Unlike the majority of studies of new migrant destinations, in which Mexican migrants are the sole group of interest, Hondurans, Salvadorans, and Mexicans are all important for understanding emerging social realities from Knobbs to Knoxville, Boyd to Bennettsburg, Hensley to Kerr Hill, Leesville to Linden, Gardenia to Roberts Grove, Faircloth to Fall River. In fact, the multicounty region in North Carolina that forms a single labor catchment area for the poultry and hog production and processing industries includes communities with some of the country's highest proportions of Central Americans, contributing to the 25 percent of non-Mexican, Puerto Rican, or Cuban-origin Latinas/ os living in the state in 2000 (United States Census Bureau 2001).
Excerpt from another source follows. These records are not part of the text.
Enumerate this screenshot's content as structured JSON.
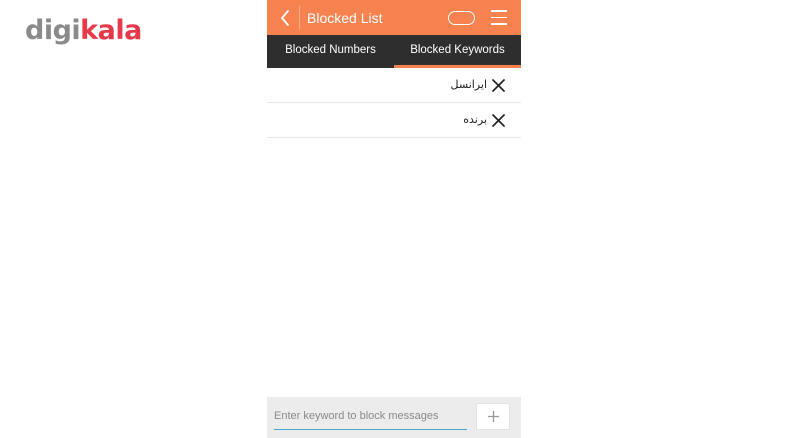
{
  "brand": {
    "logo_part1": "digi",
    "logo_part2": "kala"
  },
  "appbar": {
    "title": "Blocked List",
    "back_icon": "chevron-left-icon",
    "toggle_icon": "pill-toggle-icon",
    "menu_icon": "hamburger-menu-icon"
  },
  "tabs": [
    {
      "label": "Blocked Numbers",
      "active": false
    },
    {
      "label": "Blocked Keywords",
      "active": true
    }
  ],
  "keywords": [
    {
      "text": "ایرانسل",
      "remove_icon": "close-icon"
    },
    {
      "text": "برنده",
      "remove_icon": "close-icon"
    }
  ],
  "input": {
    "value": "",
    "placeholder": "Enter keyword to block messages",
    "add_icon": "plus-icon"
  },
  "colors": {
    "accent": "#f5824f",
    "tab_bar": "#2e2e2e",
    "input_underline": "#4aa6c9",
    "brand_gray": "#8a8a8a",
    "brand_red": "#e63a4a"
  }
}
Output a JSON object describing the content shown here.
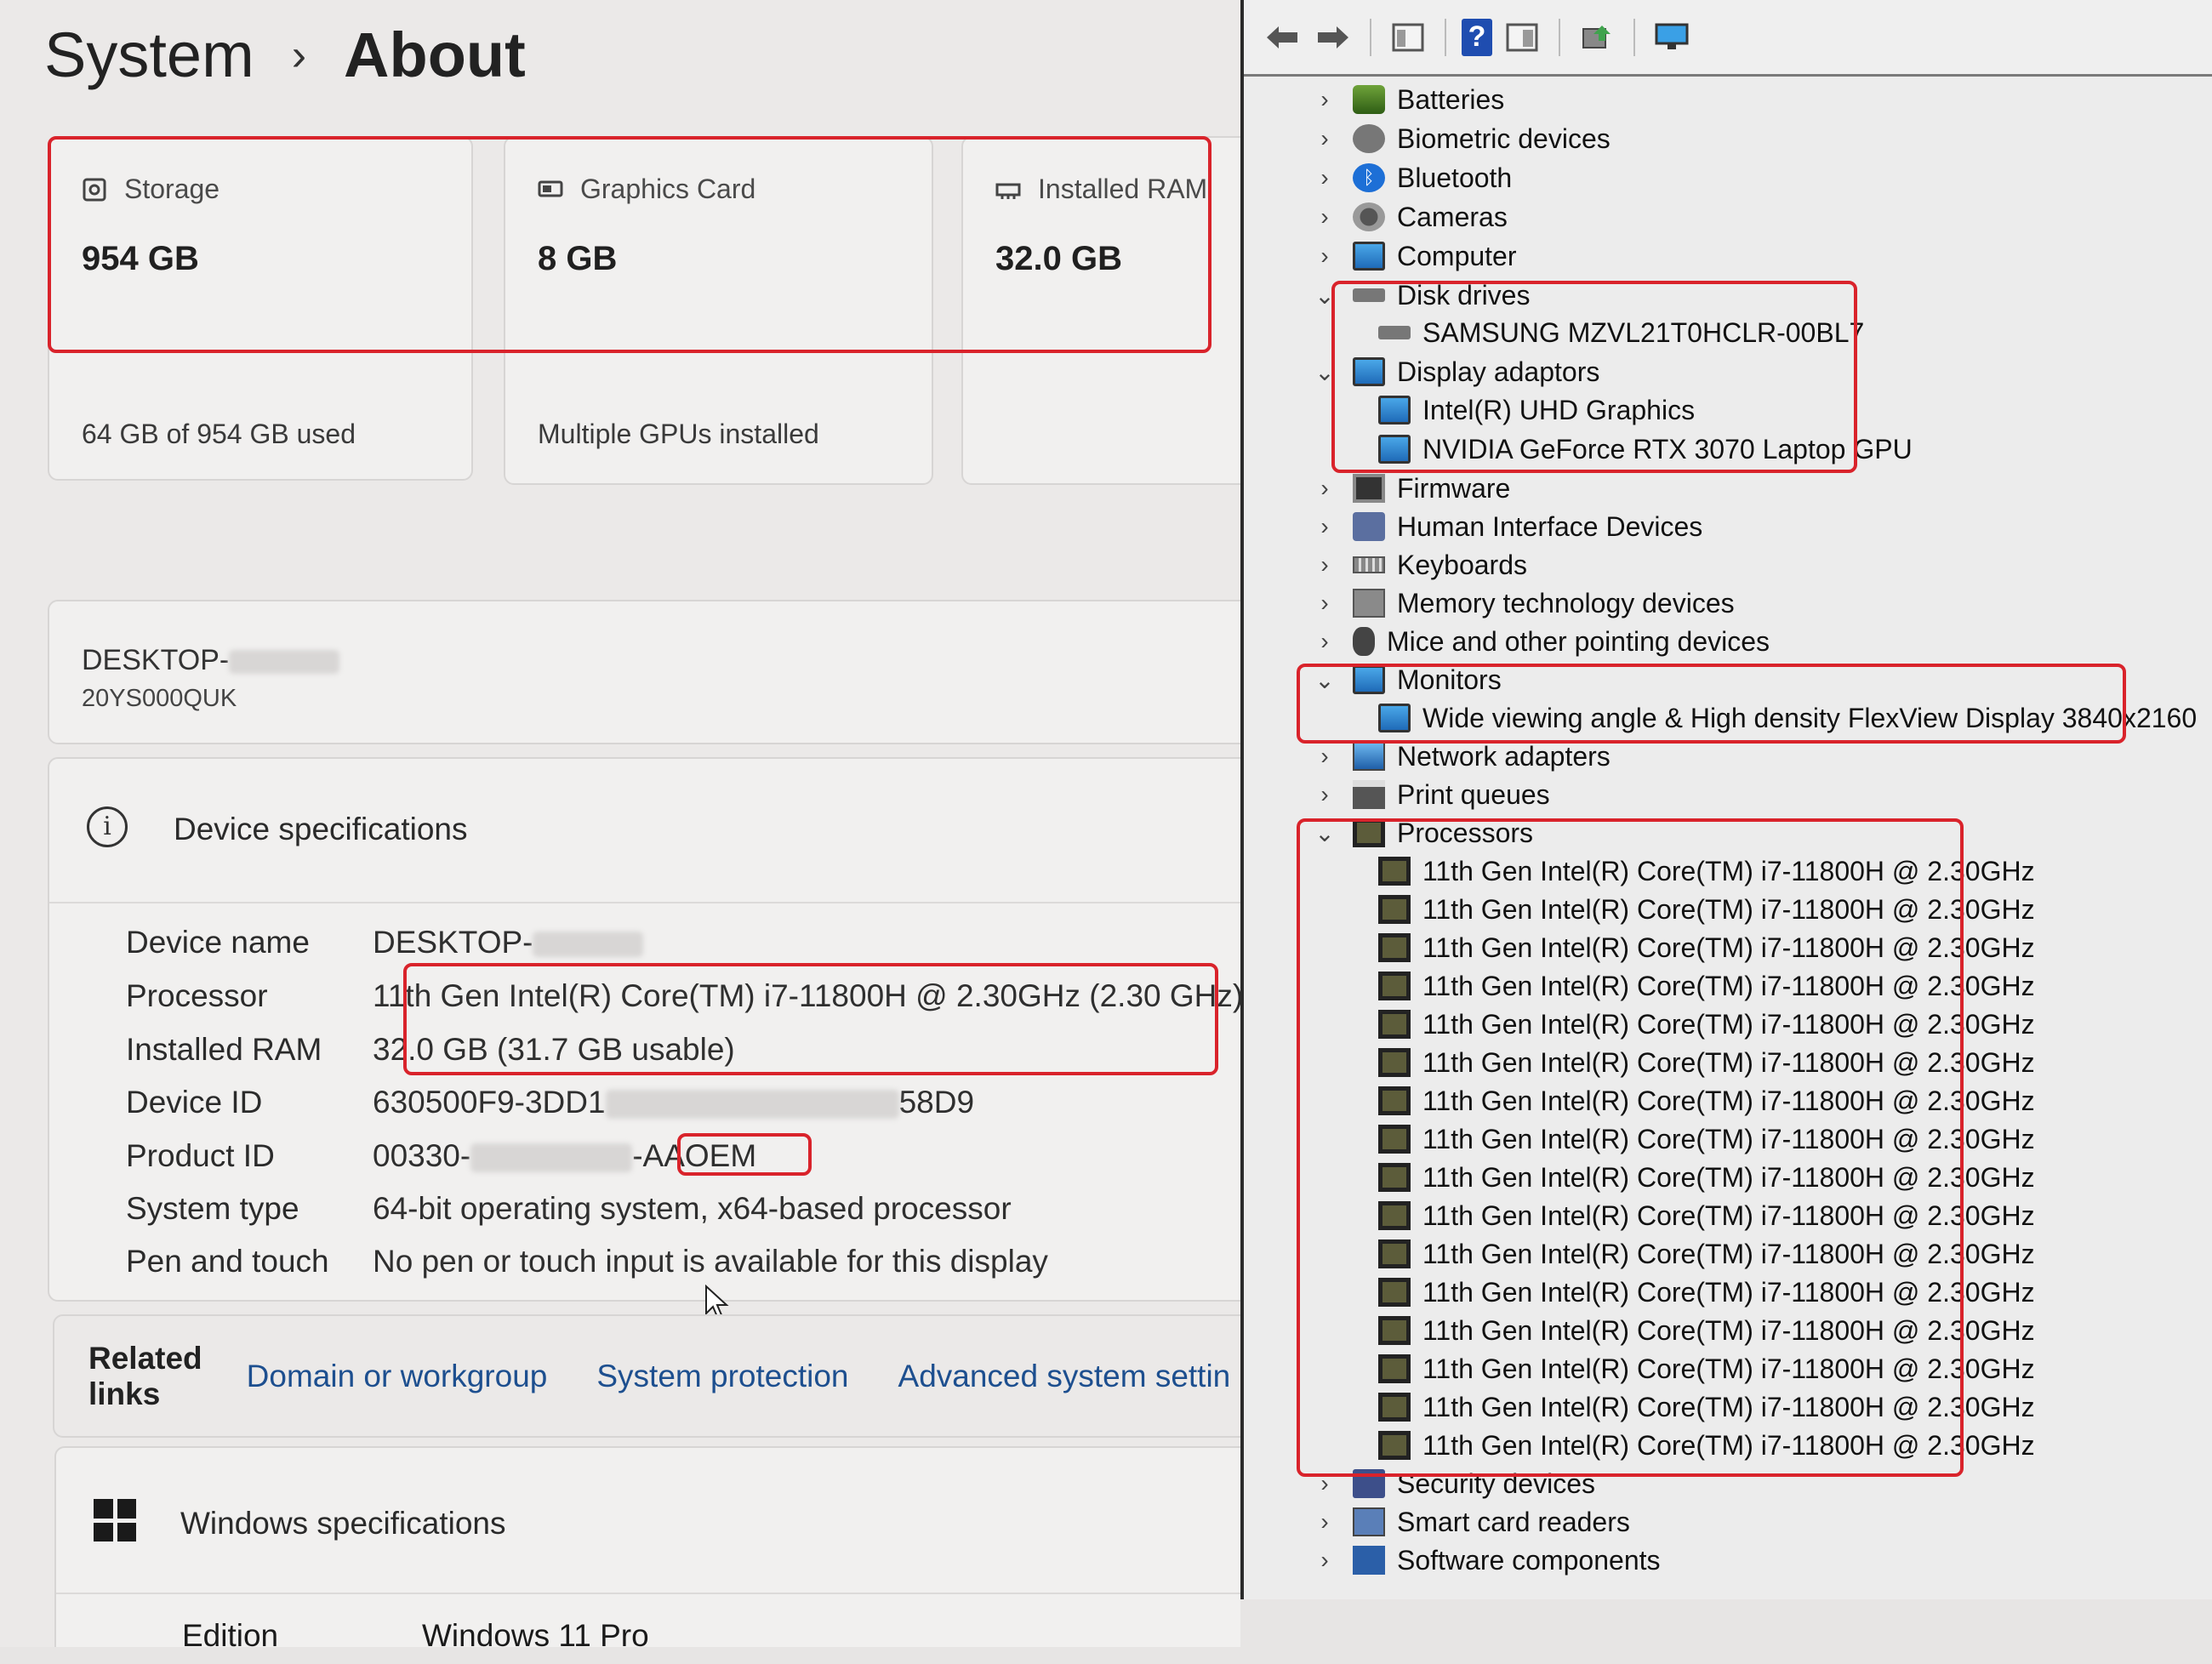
{
  "settings": {
    "breadcrumb": {
      "parent": "System",
      "separator": "›",
      "current": "About"
    },
    "cards": [
      {
        "caption": "Storage",
        "icon": "storage-icon",
        "value": "954 GB",
        "sub": "64 GB of 954 GB used"
      },
      {
        "caption": "Graphics Card",
        "icon": "graphics-card-icon",
        "value": "8 GB",
        "sub": "Multiple GPUs installed"
      },
      {
        "caption": "Installed RAM",
        "icon": "ram-icon",
        "value": "32.0 GB",
        "sub": ""
      }
    ],
    "device_card": {
      "name_prefix": "DESKTOP-",
      "model": "20YS000QUK"
    },
    "device_specs": {
      "title": "Device specifications",
      "rows": [
        {
          "key": "Device name",
          "value": "DESKTOP-"
        },
        {
          "key": "Processor",
          "value": "11th Gen Intel(R) Core(TM) i7-11800H @ 2.30GHz (2.30 GHz)"
        },
        {
          "key": "Installed RAM",
          "value": "32.0 GB (31.7 GB usable)"
        },
        {
          "key": "Device ID",
          "value_start": "630500F9-3DD1",
          "value_end": "58D9"
        },
        {
          "key": "Product ID",
          "value_start": "00330-",
          "value_end": "-AAOEM"
        },
        {
          "key": "System type",
          "value": "64-bit operating system, x64-based processor"
        },
        {
          "key": "Pen and touch",
          "value": "No pen or touch input is available for this display"
        }
      ]
    },
    "related_links": {
      "label": "Related links",
      "links": [
        "Domain or workgroup",
        "System protection",
        "Advanced system settin"
      ]
    },
    "windows_specs": {
      "title": "Windows specifications",
      "edition_key": "Edition",
      "edition_value": "Windows 11 Pro"
    }
  },
  "device_manager": {
    "toolbar": [
      "back-arrow-icon",
      "forward-arrow-icon",
      "properties-icon",
      "help-icon",
      "view-icon",
      "update-driver-icon",
      "monitor-icon"
    ],
    "help_glyph": "?",
    "tree": [
      {
        "label": "Batteries",
        "expanded": false,
        "icon": "battery-icon"
      },
      {
        "label": "Biometric devices",
        "expanded": false,
        "icon": "biometric-icon"
      },
      {
        "label": "Bluetooth",
        "expanded": false,
        "icon": "bluetooth-icon"
      },
      {
        "label": "Cameras",
        "expanded": false,
        "icon": "camera-icon"
      },
      {
        "label": "Computer",
        "expanded": false,
        "icon": "computer-icon"
      },
      {
        "label": "Disk drives",
        "expanded": true,
        "icon": "disk-drive-icon",
        "children": [
          "SAMSUNG MZVL21T0HCLR-00BL7"
        ]
      },
      {
        "label": "Display adaptors",
        "expanded": true,
        "icon": "display-adapter-icon",
        "children": [
          "Intel(R) UHD Graphics",
          "NVIDIA GeForce RTX 3070 Laptop GPU"
        ]
      },
      {
        "label": "Firmware",
        "expanded": false,
        "icon": "firmware-icon"
      },
      {
        "label": "Human Interface Devices",
        "expanded": false,
        "icon": "hid-icon"
      },
      {
        "label": "Keyboards",
        "expanded": false,
        "icon": "keyboard-icon"
      },
      {
        "label": "Memory technology devices",
        "expanded": false,
        "icon": "memory-icon"
      },
      {
        "label": "Mice and other pointing devices",
        "expanded": false,
        "icon": "mouse-icon"
      },
      {
        "label": "Monitors",
        "expanded": true,
        "icon": "monitor-icon",
        "children": [
          "Wide viewing angle & High density FlexView Display 3840x2160"
        ]
      },
      {
        "label": "Network adapters",
        "expanded": false,
        "icon": "network-icon"
      },
      {
        "label": "Print queues",
        "expanded": false,
        "icon": "printer-icon"
      },
      {
        "label": "Processors",
        "expanded": true,
        "icon": "processor-icon",
        "children": [
          "11th Gen Intel(R) Core(TM) i7-11800H @ 2.30GHz",
          "11th Gen Intel(R) Core(TM) i7-11800H @ 2.30GHz",
          "11th Gen Intel(R) Core(TM) i7-11800H @ 2.30GHz",
          "11th Gen Intel(R) Core(TM) i7-11800H @ 2.30GHz",
          "11th Gen Intel(R) Core(TM) i7-11800H @ 2.30GHz",
          "11th Gen Intel(R) Core(TM) i7-11800H @ 2.30GHz",
          "11th Gen Intel(R) Core(TM) i7-11800H @ 2.30GHz",
          "11th Gen Intel(R) Core(TM) i7-11800H @ 2.30GHz",
          "11th Gen Intel(R) Core(TM) i7-11800H @ 2.30GHz",
          "11th Gen Intel(R) Core(TM) i7-11800H @ 2.30GHz",
          "11th Gen Intel(R) Core(TM) i7-11800H @ 2.30GHz",
          "11th Gen Intel(R) Core(TM) i7-11800H @ 2.30GHz",
          "11th Gen Intel(R) Core(TM) i7-11800H @ 2.30GHz",
          "11th Gen Intel(R) Core(TM) i7-11800H @ 2.30GHz",
          "11th Gen Intel(R) Core(TM) i7-11800H @ 2.30GHz",
          "11th Gen Intel(R) Core(TM) i7-11800H @ 2.30GHz"
        ]
      },
      {
        "label": "Security devices",
        "expanded": false,
        "icon": "security-icon"
      },
      {
        "label": "Smart card readers",
        "expanded": false,
        "icon": "smart-card-icon"
      },
      {
        "label": "Software components",
        "expanded": false,
        "icon": "software-component-icon"
      }
    ]
  },
  "colors": {
    "highlight_border": "#d9232b",
    "link": "#1d4f8f"
  }
}
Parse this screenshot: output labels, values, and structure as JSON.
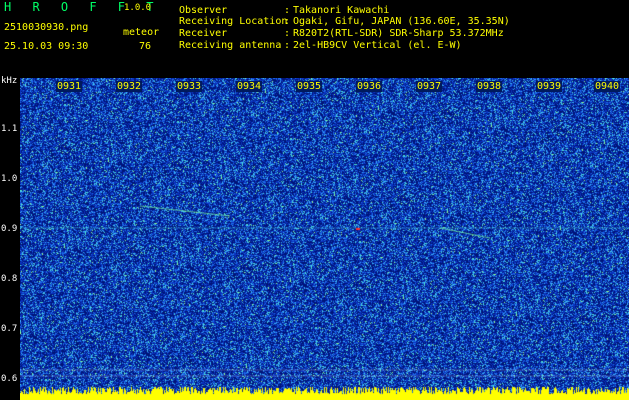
{
  "header": {
    "app_title": "H R O F F T",
    "app_version": "1.0.0",
    "file_name": "2510030930.png",
    "timestamp": "25.10.03 09:30",
    "meteor_label": "meteor",
    "meteor_count": "76"
  },
  "info": [
    {
      "label": "Observer",
      "value": "Takanori Kawachi"
    },
    {
      "label": "Receiving Location",
      "value": "Ogaki, Gifu, JAPAN (136.60E, 35.35N)"
    },
    {
      "label": "Receiver",
      "value": "R820T2(RTL-SDR) SDR-Sharp 53.372MHz"
    },
    {
      "label": "Receiving antenna",
      "value": "2el-HB9CV Vertical (el. E-W)"
    }
  ],
  "y_axis": {
    "unit": "kHz",
    "ticks": [
      "1.1",
      "1.0",
      "0.9",
      "0.8",
      "0.7",
      "0.6"
    ]
  },
  "x_axis": {
    "ticks": [
      "0931",
      "0932",
      "0933",
      "0934",
      "0935",
      "0936",
      "0937",
      "0938",
      "0939",
      "0940"
    ]
  },
  "colors": {
    "background": "#000000",
    "spectrogram_base": "#0a2a9a",
    "text": "#ffff00",
    "title": "#00ff66",
    "level_bar": "#ffff00"
  }
}
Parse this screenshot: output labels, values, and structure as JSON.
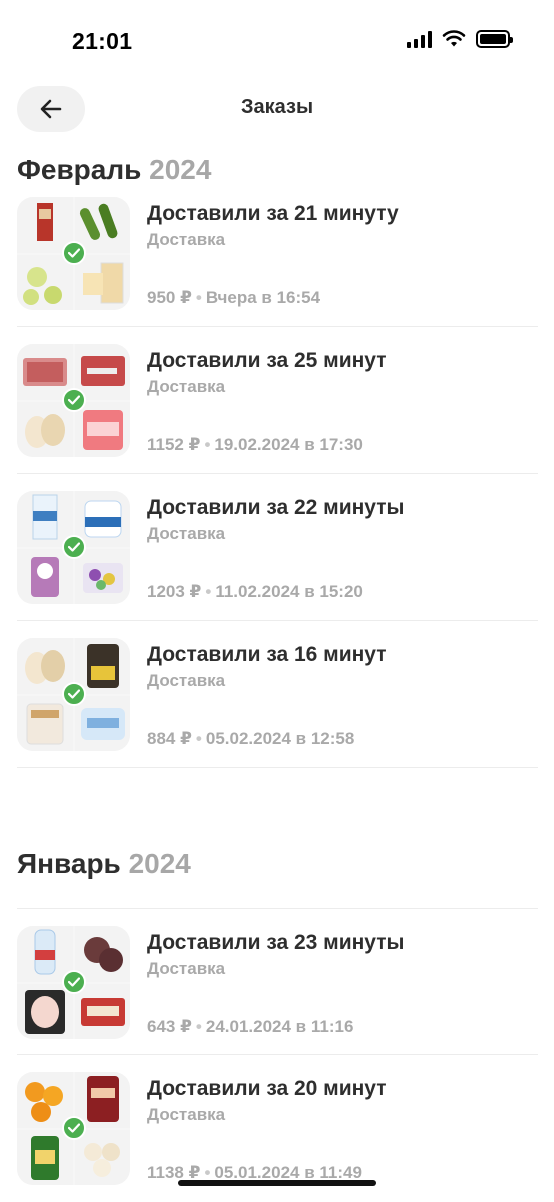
{
  "status_bar": {
    "time": "21:01"
  },
  "header": {
    "title": "Заказы"
  },
  "sections": [
    {
      "month": "Февраль",
      "year": "2024"
    },
    {
      "month": "Январь",
      "year": "2024"
    }
  ],
  "orders": [
    {
      "title": "Доставили за 21 минуту",
      "type": "Доставка",
      "price": "950 ₽",
      "date": "Вчера в 16:54"
    },
    {
      "title": "Доставили за 25 минут",
      "type": "Доставка",
      "price": "1152 ₽",
      "date": "19.02.2024 в 17:30"
    },
    {
      "title": "Доставили за 22 минуты",
      "type": "Доставка",
      "price": "1203 ₽",
      "date": "11.02.2024 в 15:20"
    },
    {
      "title": "Доставили за 16 минут",
      "type": "Доставка",
      "price": "884 ₽",
      "date": "05.02.2024 в 12:58"
    },
    {
      "title": "Доставили за 23 минуты",
      "type": "Доставка",
      "price": "643 ₽",
      "date": "24.01.2024 в 11:16"
    },
    {
      "title": "Доставили за 20 минут",
      "type": "Доставка",
      "price": "1138 ₽",
      "date": "05.01.2024 в 11:49"
    }
  ],
  "icons": {
    "back": "arrow-left-icon",
    "check": "checkmark-icon",
    "signal": "signal-icon",
    "wifi": "wifi-icon",
    "battery": "battery-icon"
  },
  "colors": {
    "check_green": "#4caf50",
    "muted_text": "#a9a9a9"
  },
  "separator": "•"
}
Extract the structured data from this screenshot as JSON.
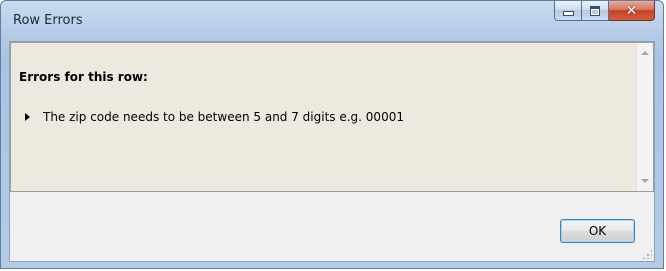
{
  "window": {
    "title": "Row Errors"
  },
  "caption_buttons": {
    "minimize_icon": "minimize-icon",
    "maximize_icon": "maximize-icon",
    "close_icon": "close-icon",
    "close_glyph": "✕"
  },
  "errors": {
    "heading": "Errors for this row:",
    "items": [
      {
        "text": "The zip code needs to be between 5 and 7 digits e.g. 00001"
      }
    ]
  },
  "buttons": {
    "ok_label": "OK"
  },
  "colors": {
    "content_background": "#eceadf",
    "close_button": "#c24325",
    "ok_focus_border": "#3c7fb1"
  }
}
Some are newcomers; others are long-term settlers, many with growing families, making the South both an area of new and maturing destinations. The African American population in the South is increasingly heterogeneous as well, as Black Americans have been leaving northeastern cities to (re)settle in the South since the latter part of the twentieth century, and at an accelerated pace in the last decade, resulting in the highest percentage of Black Americans residing in the South since 1960. Indeed, for some Black Americans who have moved to cities such as Atlanta and their suburban enclaves in search of better job opportunities, the economic, political, and cultural changes that have transformed this region represent the hopeful promise of a New South (Tavernise and Gebeloff 2011; Hunt, Hunt, and Falk 2008).